Bizler şifa vermek için, sağlıklı bir toplum için bu meslekleri seçenler, sürekli sağlıksızlık dayatan ve bununla beslenen bu sistemin içinde görevimizi yapamıyoruz. Koruyan değil hastalık üreten bu sistem daha fazla hasta, daha fazla hastalık ile kâr etmeyi hedeflerken, bizlere de mesleki tatminsizlik, daha yoğun geçen çalışma saatleri, daha uzun mesailer, daha büyük duygusal yük olarak yansımaktadır. Bu yılın daha mayıs ayında hekim göçü 938 sayısına ulaşmış, giderek artan intiharların en son örneği daha dün 9 Eylül Tıp Fakültesi’nde yaşanmışken ekran başlarında, Meclis komisyon odalarında emeğimiz ve mesleklerimiz ile adeta alay edilmektedir. Oyalama taktikler ile mücadelemiz zayıflatılmaya çalışılmaktadır. Ama yılmıyoruz, biz her bir can için inatla tedaviyi sürdüren, ısrarla yaşamı savunanlar, mesleğinin inadını, umudunu koruyanlar, haklarımız için mücadele vermeye devam ediyoruz, edeceğiz.

“YARIN HAKLARIMIZ İÇİN GÖREVDE OLACAĞIZ, HİZMET ÜRETMEYECEĞİZ”
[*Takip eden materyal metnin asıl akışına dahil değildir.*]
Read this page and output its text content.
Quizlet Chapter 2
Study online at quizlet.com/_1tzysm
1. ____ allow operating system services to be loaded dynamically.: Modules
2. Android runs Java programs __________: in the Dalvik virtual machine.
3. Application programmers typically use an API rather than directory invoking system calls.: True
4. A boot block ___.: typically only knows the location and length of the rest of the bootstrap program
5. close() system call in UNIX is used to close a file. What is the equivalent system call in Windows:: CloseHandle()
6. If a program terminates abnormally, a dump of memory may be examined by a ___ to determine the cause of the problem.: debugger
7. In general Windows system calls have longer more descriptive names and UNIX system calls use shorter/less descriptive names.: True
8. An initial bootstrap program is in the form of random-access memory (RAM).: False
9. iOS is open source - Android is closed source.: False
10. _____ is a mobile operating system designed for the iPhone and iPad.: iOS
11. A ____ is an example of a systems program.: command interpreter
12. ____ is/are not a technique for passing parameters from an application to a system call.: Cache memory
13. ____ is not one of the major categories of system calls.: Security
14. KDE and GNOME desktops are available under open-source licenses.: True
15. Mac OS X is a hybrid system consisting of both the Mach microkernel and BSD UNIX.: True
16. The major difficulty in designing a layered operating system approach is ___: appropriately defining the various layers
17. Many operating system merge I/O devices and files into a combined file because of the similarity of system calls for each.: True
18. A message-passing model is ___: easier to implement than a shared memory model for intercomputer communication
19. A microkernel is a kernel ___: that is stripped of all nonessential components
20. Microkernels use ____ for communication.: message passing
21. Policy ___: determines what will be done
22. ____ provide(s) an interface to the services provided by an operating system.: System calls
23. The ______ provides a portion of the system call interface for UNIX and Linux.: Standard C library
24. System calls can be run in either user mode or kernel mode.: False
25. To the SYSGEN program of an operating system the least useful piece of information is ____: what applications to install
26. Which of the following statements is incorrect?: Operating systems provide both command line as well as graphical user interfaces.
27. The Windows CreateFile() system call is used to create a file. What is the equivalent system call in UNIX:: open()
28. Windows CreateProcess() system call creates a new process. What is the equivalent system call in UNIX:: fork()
Taleplerimizi süreç boyunca dile getirdik, yollara düştük, memleketin her yanını beyaza boyadık. Ancak aylardır “Çıktı çıkacak, müjdemiz var, yeni düzenleme kapıda, bu ay gelecek” sözleri ile oyalama taktikleri devreye konuldu. Komisyondan geçen ve bugün Meclis’e getirilecek, içinde bizlere, taleplerimize, haklarımıza yönelik hiçbir iyileştirme içermeyen bu yasayı kabul etmiyoruz. ‘Bu yasayı geri çekin’ diyoruz. Yarın haklarımız için görevde olacağız, yarın üretimden gelen gücümüzü kullanacağız, yarın acil vakalar, yoğun bakım ve onkoloji vakaları dışında hizmet üretmeyeceğiz.

“YARIN TÜM ÜLKEDE OMUZ OMUZA YAN YANA EMEK BİZİM, SÖZ BİZİM, SAĞLIK HEPİMİZİN DİYECEĞİZ”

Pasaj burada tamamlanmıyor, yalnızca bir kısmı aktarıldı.